Вулдон был жизнерадостен, как грозовая туча. Фулкром еще раньше ясно сказал ему, что он может выйти из дела, когда захочет, но тот продолжал ворчать: «Все равно у меня ничего больше не осталось, поэтому я здесь. Можете называть это выбором, если хотите, для меня это наименее дерьмовая из всех дерьмовых возможностей на данный момент». Так что Фулкром старался держать его подальше от тех, у кого глаза лучились надеждой и кто мог ждать от него более глубокой реакции.
Лан была энергичной женщиной. Именно она тревожила Фулкрома больше других, поскольку он вовсе не был убежден в ее преданности новому делу. А если не удастся ее мотивировать, то от нее будет мало толку. Пока она здесь по принуждению, из-за своей тайны – и какой тайны! Изумляясь гению культистов, он с трудом верил тому, что она еще недавно была мужчиной, однако заставил себя вообще не думать об этом, чтобы не подпасть под власть предрассудков.
Всем троим отвели комнаты чуть больше тюремной камеры размером, но там были удобные кровати, хирургические приспособления, экран и лампы, свисавшие со сводчатого потолка. Там им предстояло ожидать событий, которые должны были изменить их жизнь.
Первой пришла очередь Вулдона. С ним все было просто, почти без риска – ему предстояло пройти через чуть более усложненную процедуру приращения, применяемую обычно к солдатам Ночной Гвардии. Ему необходимо было нарастить мускулатуру, укрепить связки и убрать следы старения, придав ему тем самым неповторимую силу. А заодно вернуть ему чувство собственного достоинства – качество, без которого он не был великой легендой прошлого и вряд ли имел шанс стать легендой настоящего.
Фулкром изучил все материалы на Вулдона, хранившиеся в Инквизиции. За годы функционирования в качестве городского героя он, по самым приблизительным оценкам, спас от смерти или увечий не менее трехсот двадцати трех жителей; предотвратил семь атак враждебных племен, осаждавших стены города; дважды спасал тогдашнего императора; предотвратил поджог разоренной Балмакары; спас учеников целой небольшой школы от маньяка с топором. Переоценить его заслуги было невозможно.
Фулкром задавал этому дремлющему гиганту множество ненавязчивых вопросов, надеясь преодолеть его нежелание говорить.
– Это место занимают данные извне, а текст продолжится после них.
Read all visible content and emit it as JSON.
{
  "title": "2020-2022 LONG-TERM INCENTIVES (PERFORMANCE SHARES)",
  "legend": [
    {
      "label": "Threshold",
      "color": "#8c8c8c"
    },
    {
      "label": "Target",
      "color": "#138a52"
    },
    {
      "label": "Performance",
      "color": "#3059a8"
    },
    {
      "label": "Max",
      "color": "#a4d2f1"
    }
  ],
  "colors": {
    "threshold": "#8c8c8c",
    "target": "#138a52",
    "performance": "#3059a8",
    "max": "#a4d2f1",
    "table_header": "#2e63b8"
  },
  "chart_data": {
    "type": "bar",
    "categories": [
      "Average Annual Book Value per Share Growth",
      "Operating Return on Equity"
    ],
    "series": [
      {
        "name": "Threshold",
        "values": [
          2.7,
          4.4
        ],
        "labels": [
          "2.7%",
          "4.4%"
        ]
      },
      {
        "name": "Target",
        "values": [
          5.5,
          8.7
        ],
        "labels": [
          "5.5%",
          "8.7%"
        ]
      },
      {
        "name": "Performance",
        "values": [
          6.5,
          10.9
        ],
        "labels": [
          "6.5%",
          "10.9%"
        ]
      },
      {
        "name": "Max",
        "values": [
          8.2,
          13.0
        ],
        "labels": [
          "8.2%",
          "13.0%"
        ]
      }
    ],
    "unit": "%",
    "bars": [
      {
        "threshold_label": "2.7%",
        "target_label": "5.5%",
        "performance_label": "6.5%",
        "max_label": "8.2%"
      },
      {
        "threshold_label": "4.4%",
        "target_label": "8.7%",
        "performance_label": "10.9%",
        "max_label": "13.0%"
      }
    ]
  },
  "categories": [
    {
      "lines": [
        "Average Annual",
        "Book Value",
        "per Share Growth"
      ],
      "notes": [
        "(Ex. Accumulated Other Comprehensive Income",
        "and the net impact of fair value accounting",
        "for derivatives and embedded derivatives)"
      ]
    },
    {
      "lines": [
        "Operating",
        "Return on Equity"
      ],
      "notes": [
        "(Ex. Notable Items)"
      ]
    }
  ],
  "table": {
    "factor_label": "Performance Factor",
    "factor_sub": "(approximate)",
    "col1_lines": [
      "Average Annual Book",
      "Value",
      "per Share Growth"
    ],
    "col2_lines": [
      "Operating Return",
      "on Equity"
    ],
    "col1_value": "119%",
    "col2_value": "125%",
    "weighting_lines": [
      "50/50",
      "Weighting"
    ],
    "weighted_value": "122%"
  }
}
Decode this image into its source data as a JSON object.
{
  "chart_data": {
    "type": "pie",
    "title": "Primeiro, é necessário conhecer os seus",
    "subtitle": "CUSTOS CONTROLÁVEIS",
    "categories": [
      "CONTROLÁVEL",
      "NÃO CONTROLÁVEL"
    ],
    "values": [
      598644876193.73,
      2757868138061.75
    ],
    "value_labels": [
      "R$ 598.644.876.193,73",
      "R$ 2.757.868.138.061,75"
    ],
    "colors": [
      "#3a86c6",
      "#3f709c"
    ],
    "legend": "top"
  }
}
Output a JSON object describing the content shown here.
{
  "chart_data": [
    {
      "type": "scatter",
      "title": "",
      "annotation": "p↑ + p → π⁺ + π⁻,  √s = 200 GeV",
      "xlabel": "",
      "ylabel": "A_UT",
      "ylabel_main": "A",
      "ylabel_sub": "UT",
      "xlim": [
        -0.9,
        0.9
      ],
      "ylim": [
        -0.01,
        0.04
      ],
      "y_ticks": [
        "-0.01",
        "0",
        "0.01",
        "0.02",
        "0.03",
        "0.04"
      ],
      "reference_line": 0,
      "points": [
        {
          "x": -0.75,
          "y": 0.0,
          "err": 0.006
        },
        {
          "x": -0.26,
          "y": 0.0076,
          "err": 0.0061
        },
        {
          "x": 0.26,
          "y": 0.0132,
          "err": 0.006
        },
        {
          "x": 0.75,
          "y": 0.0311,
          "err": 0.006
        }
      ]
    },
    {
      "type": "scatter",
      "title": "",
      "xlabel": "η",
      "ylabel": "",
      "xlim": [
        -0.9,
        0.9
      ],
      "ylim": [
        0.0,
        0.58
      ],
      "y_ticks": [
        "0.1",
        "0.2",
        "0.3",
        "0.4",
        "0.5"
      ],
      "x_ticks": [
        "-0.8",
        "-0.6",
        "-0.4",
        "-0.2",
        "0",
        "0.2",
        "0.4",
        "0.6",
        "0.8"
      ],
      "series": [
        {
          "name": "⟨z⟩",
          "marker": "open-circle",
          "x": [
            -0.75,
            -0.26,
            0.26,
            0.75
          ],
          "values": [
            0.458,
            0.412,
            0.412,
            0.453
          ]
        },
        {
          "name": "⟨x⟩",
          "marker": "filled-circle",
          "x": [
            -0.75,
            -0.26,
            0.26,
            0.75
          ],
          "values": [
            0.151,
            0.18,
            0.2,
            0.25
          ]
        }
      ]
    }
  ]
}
Наконец как-то раз, сидя на кровати в своем несуразном белом халате, не скрывавшем устрашающе широких, уже подвергшихся усилению плеч, Вулдон заговорил. В первый раз Фулкром услышал от него связные слова вместо угрюмого хмыканья.
Он говорил о своей прежней жизни. И в особенности об Инквизиции.
– Не люблю я тех, кто щеголяет в этих цветах.
– Ты не исключение, – ответил Фулкром. – Я все знаю о твоем прошлом…
– То, что ты знаешь, – перебил его Вултон, – это история, вывернутая наизнанку. Ловкая выдумка, попавшая во все учебники. Основанная на поддельных документах.
– Тогда были другие времена, – взмолился Фулкром. – Другой император, другой режим.
– Думаешь, сейчас все иначе? Этим свои интересы тоже дороже всего прочего.
Вулдон продолжал говорить о своей жене, гламурной девчонке, которая плохо кончила, когда в его жизни все пошло наперекосяк.
– Она спилась и умерла оттого, что захлебнулась собственной блевотиной, пьяная, во сне, – сказал Вулдон. – Знаешь, каково это, следователь, понимать, что ты убил свою жену? Точнее, даже не ты, а те, кто тебя подставил?
– Я… честно, Вулдон. Мне бы хотелось сказать тебе что-нибудь утешительное, но нечего; впрочем, я тоже потерял жену – если тебе, конечно, от этого легче.